Irshad · December 6, 2021, 10:52pm

I used the fragment-insertion method with SILVA 128 and filtered the feature-table as you have reported here https://currentprotocols.onlinelibrary.wiley.com/doi/full/10.1002/cpbi.100. However, no features were removed. Does that mean all features were inserted onto the tree?

Also, will it be technically sound/acceptable if I use SILVA-138 for q2-feature-classifier when the tree (fragment-insertion SEPP) is based on SILVA 128?

Thank you

yanxianl · December 7, 2021, 9:19am

Hi, I just want to upvote this question since I have the same doubt. All my representative sequences can be inserted into the silva128 reference tree using the SEPP fragment-insertion, but I used silva138 for the taxonomic assignment. Will there be any problems by doing so?

jwdebelius · December 7, 2021, 10:10am

Hi @yanxianl and @Irshad,

I moved this over to a new topic, since the older one is two years old. I'd say unless you're using a method that explicitly requires the same version of the database, you're probably okay to mix and match. I've even mixed and matched across databases (Greengenes tree with Silva classficiation), although this is much more a headache to explain to collaborators/reviewers).

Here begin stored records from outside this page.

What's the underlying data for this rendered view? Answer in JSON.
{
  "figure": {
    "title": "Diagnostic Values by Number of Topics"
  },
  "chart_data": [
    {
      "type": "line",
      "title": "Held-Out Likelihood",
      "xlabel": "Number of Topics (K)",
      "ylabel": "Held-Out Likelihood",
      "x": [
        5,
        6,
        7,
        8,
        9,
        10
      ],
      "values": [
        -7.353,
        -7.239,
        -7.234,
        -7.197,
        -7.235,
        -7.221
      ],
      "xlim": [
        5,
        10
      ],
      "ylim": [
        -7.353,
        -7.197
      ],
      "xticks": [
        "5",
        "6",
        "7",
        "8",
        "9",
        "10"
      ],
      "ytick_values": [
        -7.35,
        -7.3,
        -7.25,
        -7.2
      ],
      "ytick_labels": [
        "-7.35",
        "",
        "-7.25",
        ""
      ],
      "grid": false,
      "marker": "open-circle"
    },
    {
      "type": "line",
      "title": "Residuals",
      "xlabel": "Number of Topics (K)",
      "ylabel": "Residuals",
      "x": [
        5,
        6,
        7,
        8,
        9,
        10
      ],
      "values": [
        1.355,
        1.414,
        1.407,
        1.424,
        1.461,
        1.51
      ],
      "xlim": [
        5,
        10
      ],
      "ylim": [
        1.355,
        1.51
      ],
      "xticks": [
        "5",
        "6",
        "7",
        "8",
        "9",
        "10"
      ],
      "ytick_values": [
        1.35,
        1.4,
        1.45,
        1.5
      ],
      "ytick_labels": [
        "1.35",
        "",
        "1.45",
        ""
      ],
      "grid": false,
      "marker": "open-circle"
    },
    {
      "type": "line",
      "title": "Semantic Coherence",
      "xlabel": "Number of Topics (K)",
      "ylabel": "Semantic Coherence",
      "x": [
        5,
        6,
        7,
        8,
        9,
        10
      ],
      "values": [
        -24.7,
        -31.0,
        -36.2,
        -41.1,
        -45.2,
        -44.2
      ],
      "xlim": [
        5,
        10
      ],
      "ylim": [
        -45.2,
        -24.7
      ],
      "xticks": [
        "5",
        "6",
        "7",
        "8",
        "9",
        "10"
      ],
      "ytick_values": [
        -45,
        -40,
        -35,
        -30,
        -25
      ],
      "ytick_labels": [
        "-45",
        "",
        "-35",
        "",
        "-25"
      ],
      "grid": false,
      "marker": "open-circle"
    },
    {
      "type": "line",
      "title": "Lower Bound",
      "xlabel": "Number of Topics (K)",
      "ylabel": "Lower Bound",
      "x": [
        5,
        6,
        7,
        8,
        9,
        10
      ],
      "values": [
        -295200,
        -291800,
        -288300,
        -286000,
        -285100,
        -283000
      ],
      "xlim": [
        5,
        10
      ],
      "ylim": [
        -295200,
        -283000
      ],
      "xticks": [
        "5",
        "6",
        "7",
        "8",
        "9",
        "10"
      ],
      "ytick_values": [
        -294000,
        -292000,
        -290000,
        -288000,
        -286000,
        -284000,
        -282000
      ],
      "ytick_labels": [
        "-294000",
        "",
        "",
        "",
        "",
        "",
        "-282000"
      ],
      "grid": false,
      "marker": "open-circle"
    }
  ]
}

I can forsee this being a problem in two semi-niche cases:

Using Empress, your taxonomic annotation may not match your tree tips. If you plan to use Empress, you may need to be more cautious about this issue (although I think you may be okay)
If you're using Sidle for multiple region reconstruction, your database versions must all match.

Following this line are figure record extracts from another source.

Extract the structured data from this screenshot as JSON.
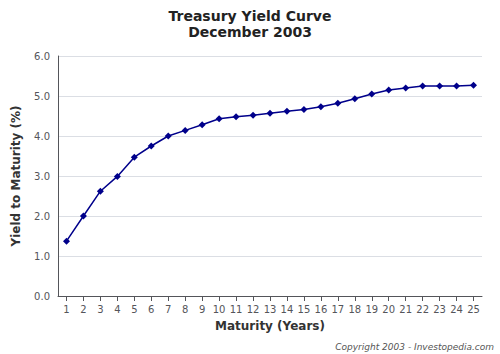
{
  "chart_data": {
    "type": "line",
    "title": "Treasury Yield Curve",
    "subtitle": "December 2003",
    "xlabel": "Maturity (Years)",
    "ylabel": "Yield to Maturity (%)",
    "annotation": "Copyright 2003 - Investopedia.com",
    "x": [
      1,
      2,
      3,
      4,
      5,
      6,
      7,
      8,
      9,
      10,
      11,
      12,
      13,
      14,
      15,
      16,
      17,
      18,
      19,
      20,
      21,
      22,
      23,
      24,
      25
    ],
    "values": [
      1.37,
      2.0,
      2.62,
      2.99,
      3.47,
      3.75,
      4.0,
      4.14,
      4.28,
      4.43,
      4.48,
      4.52,
      4.57,
      4.62,
      4.66,
      4.73,
      4.82,
      4.93,
      5.05,
      5.15,
      5.2,
      5.25,
      5.25,
      5.25,
      5.27
    ],
    "color": "#00008B",
    "marker": "diamond",
    "xlim": [
      0.5,
      25.5
    ],
    "xticks": [
      1,
      2,
      3,
      4,
      5,
      6,
      7,
      8,
      9,
      10,
      11,
      12,
      13,
      14,
      15,
      16,
      17,
      18,
      19,
      20,
      21,
      22,
      23,
      24,
      25
    ],
    "ylim": [
      0.0,
      6.0
    ],
    "yticks": [
      {
        "value": 0,
        "label": "0.0"
      },
      {
        "value": 1,
        "label": "1.0"
      },
      {
        "value": 2,
        "label": "2.0"
      },
      {
        "value": 3,
        "label": "3.0"
      },
      {
        "value": 4,
        "label": "4.0"
      },
      {
        "value": 5,
        "label": "5.0"
      },
      {
        "value": 6,
        "label": "6.0"
      }
    ],
    "grid": "y"
  }
}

Outside those two senarios, you should be good!

The relationship between taxonomy and phylogeny has always been kind of hand-wavy anyway. We call things by names that molecularly aren't true and that makes annotation quite messy! (See the GTDB paper for more details). So, given the fact that the relationship is an inexact science, I tend to just go for it.

Best,
Justine

https://www.nature.com/articles/nbt.4229

yanxianl · December 7, 2021, 10:53am

Hi Justine,

Thanks for sharing your thoughts on this topic. I was considering if I should build a de novo tree instead. This clears my concerns.

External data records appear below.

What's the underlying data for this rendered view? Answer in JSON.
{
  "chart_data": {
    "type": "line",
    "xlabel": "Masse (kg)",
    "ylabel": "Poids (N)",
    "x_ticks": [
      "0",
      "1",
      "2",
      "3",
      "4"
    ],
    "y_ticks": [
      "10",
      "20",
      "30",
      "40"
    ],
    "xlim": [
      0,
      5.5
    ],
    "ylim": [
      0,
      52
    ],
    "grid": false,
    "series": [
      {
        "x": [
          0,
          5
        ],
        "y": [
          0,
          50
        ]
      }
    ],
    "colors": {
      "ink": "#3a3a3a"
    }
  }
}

Mehrbod_Estaki · December 8, 2021, 11:17pm

Thanks @jwdebeliu! I agree with everything you said including that I think even Empress should be ok with mix and match.

Yes, that would be the implication, and I actually have never had any reads not inserted when I am using mouse or human gut samples, so this is not uncommon at all.

As for using a Silva backbone tree, I just want to give a heads up that this hasn't been thoroughly benchmarked and checked. While it is probably ok, I tend to use the vetted GG backbone tree for fragment insertion and then mix and match for taxonomy to whatever suits my needs best. I've also never been given any hassle from reviewers about this, just once someone questioned it and were happy when I explained that it was a non-issue for all the reasons @jwdebelius mentioned.

system · January 9, 2022, 5:17am

This topic was automatically closed 31 days after the last reply. New replies are no longer allowed.